LWP and Air-leaf temperature gap

At the flowering stage, rice fully expanded functional leaves (flag leaves) were sampled and cut into small pieces and mixed immediately with less than 20 s at 13:00–15:00 in a sunny day and the time chose to sample leaves was determined based on a preliminary study when the lowest LWP was achieved, and LWP were determined using a water potential analyzer (WP4C, Decagon Devices Inc., USA).

Meanwhile, the air temperature (T1) above canopy was automatically recorded by a data logger (TPJ-20, Tuopu Instruments Ltd, Zhejiang, China) which was installed above the top of rice canopy in the center of the plot, and the flag leaf (fully expanded functional leaves) temperature was measured using the UT300A infra-red thermometer (TPJ-20, Tuopu Instruments Ltd, Zhejiang, China) during 13:00 to 15:00 the detector ranged with 1 cm the leaf surface and temperature of flag leaves (T2) were measured with a portable infrared thermometer UT300A (TPJ-20, Tuopu Instruments Ltd, Zhejiang, China), on sunny days. The time chosen to measure leaf temperature was determined based on a preliminary study (data not shown) when the stable air temperature was achieved. The ALTG was calculated by air temperature and leaf temperature difference, as described: ALTG = T1 − T2.

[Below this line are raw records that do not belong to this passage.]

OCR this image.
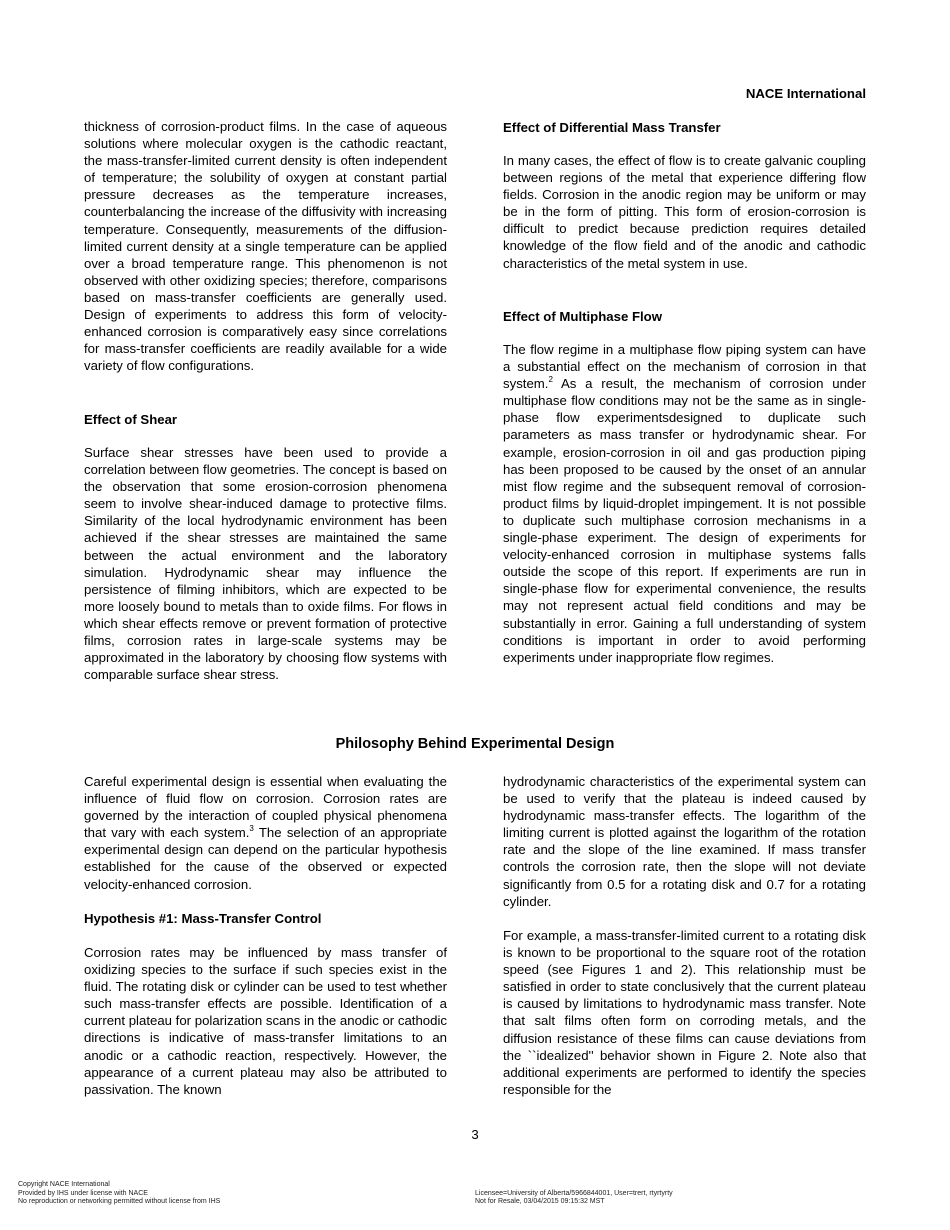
NACE International
thickness of corrosion-product films. In the case of aqueous solutions where molecular oxygen is the cathodic reactant, the mass-transfer-limited current density is often independent of temperature; the solubility of oxygen at constant partial pressure decreases as the temperature increases, counterbalancing the increase of the diffusivity with increasing temperature. Consequently, measurements of the diffusion-limited current density at a single temperature can be applied over a broad temperature range. This phenomenon is not observed with other oxidizing species; therefore, comparisons based on mass-transfer coefficients are generally used. Design of experiments to address this form of velocity-enhanced corrosion is comparatively easy since correlations for mass-transfer coefficients are readily available for a wide variety of flow configurations.
Effect of Shear
Surface shear stresses have been used to provide a correlation between flow geometries. The concept is based on the observation that some erosion-corrosion phenomena seem to involve shear-induced damage to protective films. Similarity of the local hydrodynamic environment has been achieved if the shear stresses are maintained the same between the actual environment and the laboratory simulation. Hydrodynamic shear may influence the persistence of filming inhibitors, which are expected to be more loosely bound to metals than to oxide films. For flows in which shear effects remove or prevent formation of protective films, corrosion rates in large-scale systems may be approximated in the laboratory by choosing flow systems with comparable surface shear stress.
Effect of Differential Mass Transfer
In many cases, the effect of flow is to create galvanic coupling between regions of the metal that experience differing flow fields. Corrosion in the anodic region may be uniform or may be in the form of pitting. This form of erosion-corrosion is difficult to predict because prediction requires detailed knowledge of the flow field and of the anodic and cathodic characteristics of the metal system in use.
Effect of Multiphase Flow
The flow regime in a multiphase flow piping system can have a substantial effect on the mechanism of corrosion in that system.$^2$ As a result, the mechanism of corrosion under multiphase flow conditions may not be the same as in single-phase flow experimentsdesigned to duplicate such parameters as mass transfer or hydrodynamic shear. For example, erosion-corrosion in oil and gas production piping has been proposed to be caused by the onset of an annular mist flow regime and the subsequent removal of corrosion-product films by liquid-droplet impingement. It is not possible to duplicate such multiphase corrosion mechanisms in a single-phase experiment. The design of experiments for velocity-enhanced corrosion in multiphase systems falls outside the scope of this report. If experiments are run in single-phase flow for experimental convenience, the results may not represent actual field conditions and may be substantially in error. Gaining a full understanding of system conditions is important in order to avoid performing experiments under inappropriate flow regimes.
Philosophy Behind Experimental Design
Careful experimental design is essential when evaluating the influence of fluid flow on corrosion. Corrosion rates are governed by the interaction of coupled physical phenomena that vary with each system.$^3$ The selection of an appropriate experimental design can depend on the particular hypothesis established for the cause of the observed or expected velocity-enhanced corrosion.
Hypothesis #1: Mass-Transfer Control
Corrosion rates may be influenced by mass transfer of oxidizing species to the surface if such species exist in the fluid. The rotating disk or cylinder can be used to test whether such mass-transfer effects are possible. Identification of a current plateau for polarization scans in the anodic or cathodic directions is indicative of mass-transfer limitations to an anodic or a cathodic reaction, respectively. However, the appearance of a current plateau may also be attributed to passivation. The known
hydrodynamic characteristics of the experimental system can be used to verify that the plateau is indeed caused by hydrodynamic mass-transfer effects. The logarithm of the limiting current is plotted against the logarithm of the rotation rate and the slope of the line examined. If mass transfer controls the corrosion rate, then the slope will not deviate significantly from 0.5 for a rotating disk and 0.7 for a rotating cylinder.
For example, a mass-transfer-limited current to a rotating disk is known to be proportional to the square root of the rotation speed (see Figures 1 and 2). This relationship must be satisfied in order to state conclusively that the current plateau is caused by limitations to hydrodynamic mass transfer. Note that salt films often form on corroding metals, and the diffusion resistance of these films can cause deviations from the ``idealized'' behavior shown in Figure 2. Note also that additional experiments are performed to identify the species responsible for the
3
Copyright NACE International
Provided by IHS under license with NACE
No reproduction or networking permitted without license from IHS
Licensee=University of Alberta/5966844001, User=trert, rtyrtyrty
Not for Resale, 03/04/2015 09:15:32 MST
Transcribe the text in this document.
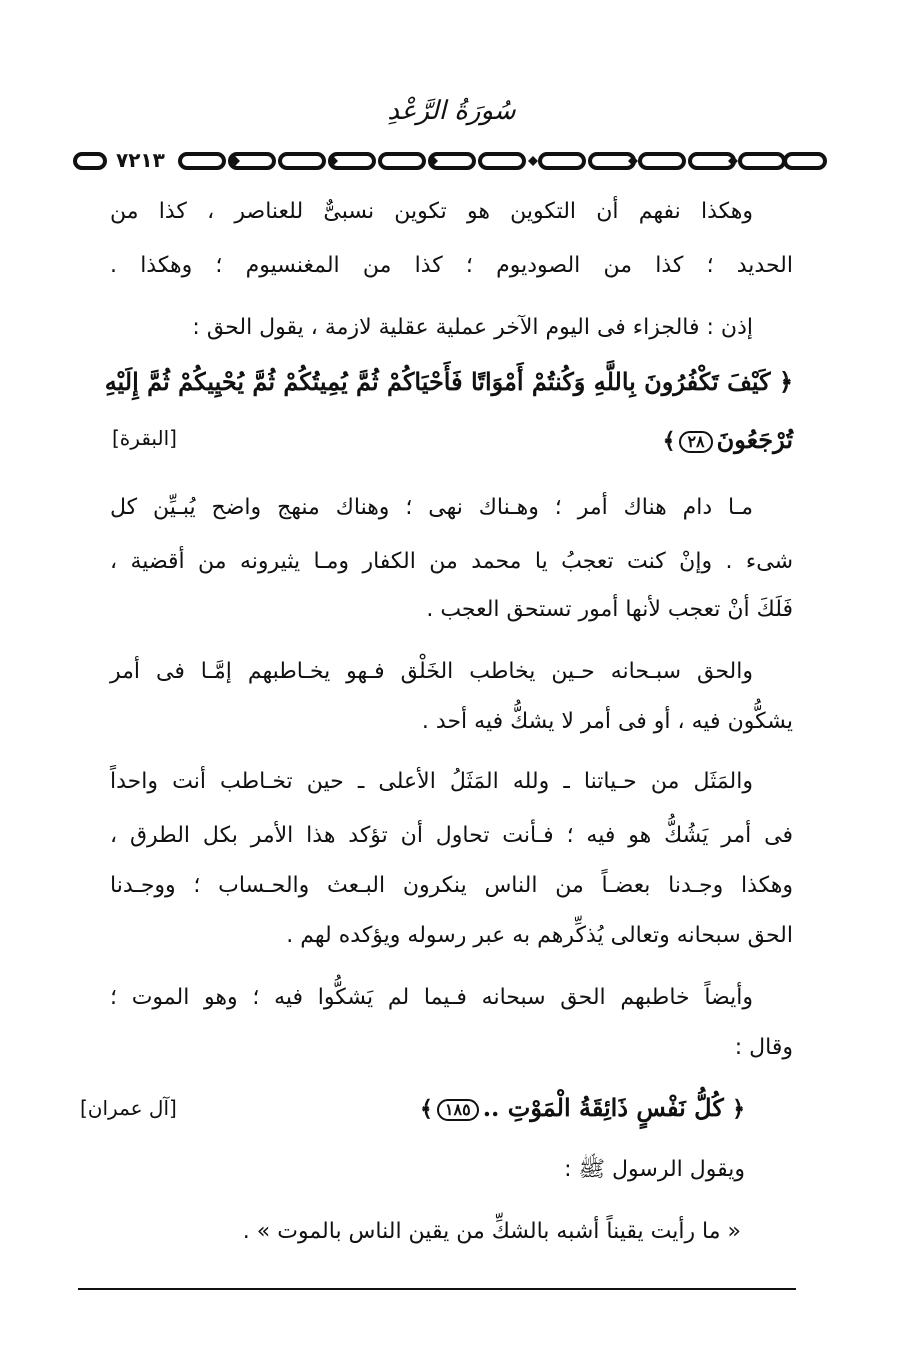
سُورَةُ الرَّعْدِ
٧٢١٣
وهكذا نفهم أن التكوين هو تكوين نسبىٌّ للعناصر ، كذا من
الحديد ؛ كذا من الصوديوم ؛ كذا من المغنسيوم ؛ وهكذا .
إذن : فالجزاء فى اليوم الآخر عملية عقلية لازمة ، يقول الحق :
﴿ كَيْفَ تَكْفُرُونَ بِاللَّهِ وَكُنتُمْ أَمْوَاتًا فَأَحْيَاكُمْ ثُمَّ يُمِيتُكُمْ ثُمَّ يُحْيِيكُمْ ثُمَّ إِلَيْهِ
تُرْجَعُونَ٢٨﴾
[البقرة]
مـا دام هناك أمر ؛ وهـناك نهى ؛ وهناك منهج واضح يُبـيِّن كل
شىء . وإنْ كنت تعجبُ يا محمد من الكفار ومـا يثيرونه من أقضية ،
فَلَكَ أنْ تعجب لأنها أمور تستحق العجب .
والحق سبـحانه حـين يخاطب الخَلْق فـهو يخـاطبهم إمَّـا فى أمر
يشكُّون فيه ، أو فى أمر لا يشكُّ فيه أحد .
والمَثَل من حـياتنا ـ ولله المَثَلُ الأعلى ـ حين تخـاطب أنت واحداً
فى أمر يَشُكُّ هو فيه ؛ فـأنت تحاول أن تؤكد هذا الأمر بكل الطرق ،
وهكذا وجـدنا بعضـاً من الناس ينكرون البـعث والحـساب ؛ ووجـدنا
الحق سبحانه وتعالى يُذكِّرهم به عبر رسوله ويؤكده لهم .
وأيضاً خاطبهم الحق سبحانه فـيما لم يَشكُّوا فيه ؛ وهو الموت ؛
وقال :
﴿ كُلُّ نَفْسٍ ذَائِقَةُ الْمَوْتِ ..١٨٥﴾
[آل عمران]
ويقول الرسول ﷺ :
« ما رأيت يقيناً أشبه بالشكِّ من يقين الناس بالموت » .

Harvesting and grain quality measurements

At maturity stage, GY was obtained from a 5-m2 area in each plot except board line, and the standard grain moisture content of 14% was applied to yield calculation. What is more, 8 hills were taken from each plot according to the average number of EPs, and each hill was processed separately. Panicles number was recorded from every hill, each panicle was hand-threshed and the unfilled spikelets were separated from filled spikelets through a blower. The EP, TGW, FG were calculated. FG was calculated as the described formula: 100× filled spikelet number/total spikelet number, and the SPN as follow: GY per square meter/(TGW × EP × FG).

After measuring the GY components, grains harvested from each plot were retained and dried at 40 °C in a dryer to keep the water content at 13% before quality measurements. A 125 g sample of rice grains were dehulled by dehusker, milled by a polisher, then separated into broken and unbroken grains, and weighted respectively. Estimate the BRR, HRR, and MRR were expressed as percentages of total (125 g) rice grains. The flatbed scanner WinRHIZO (Microtek, Shanghai, China), SC-E software (Hangzhou, Wanshen Detection Technology Co., Ltd., Hangzhou, China) and professional image analysis software Image J (National Institutes of Health- NIH, USA) were applied to analysis the GS, CH and CHK using milled grains according to Rice Quality Measurement Standards (Ministry of Agriculture, PR China, 1988). The amylose content and alkali spreading value were measured using head grains according to Rice Quality Measurement Standards (Ministry of Agriculture, PR China, 1988, and the protein in milled grains was determined using an infrared grain quality analyzer (TM-1241, Foss Tecator AB, Denmark).

Statistical analysis

Data were analyzed by analysis of variance (ANOVA) (SAS Institute, 1999) and means were compared based on the least significant difference (LSD) test at the 5% probability level. The correlation among growth characteristics of these two cultivars was measured by using the CORR model in SAS. Principal components analysis (PCA) was performed in CANOCO 5.0 (Microcomputer Power Ithaca, USA; Braak and Smilauer, 2012).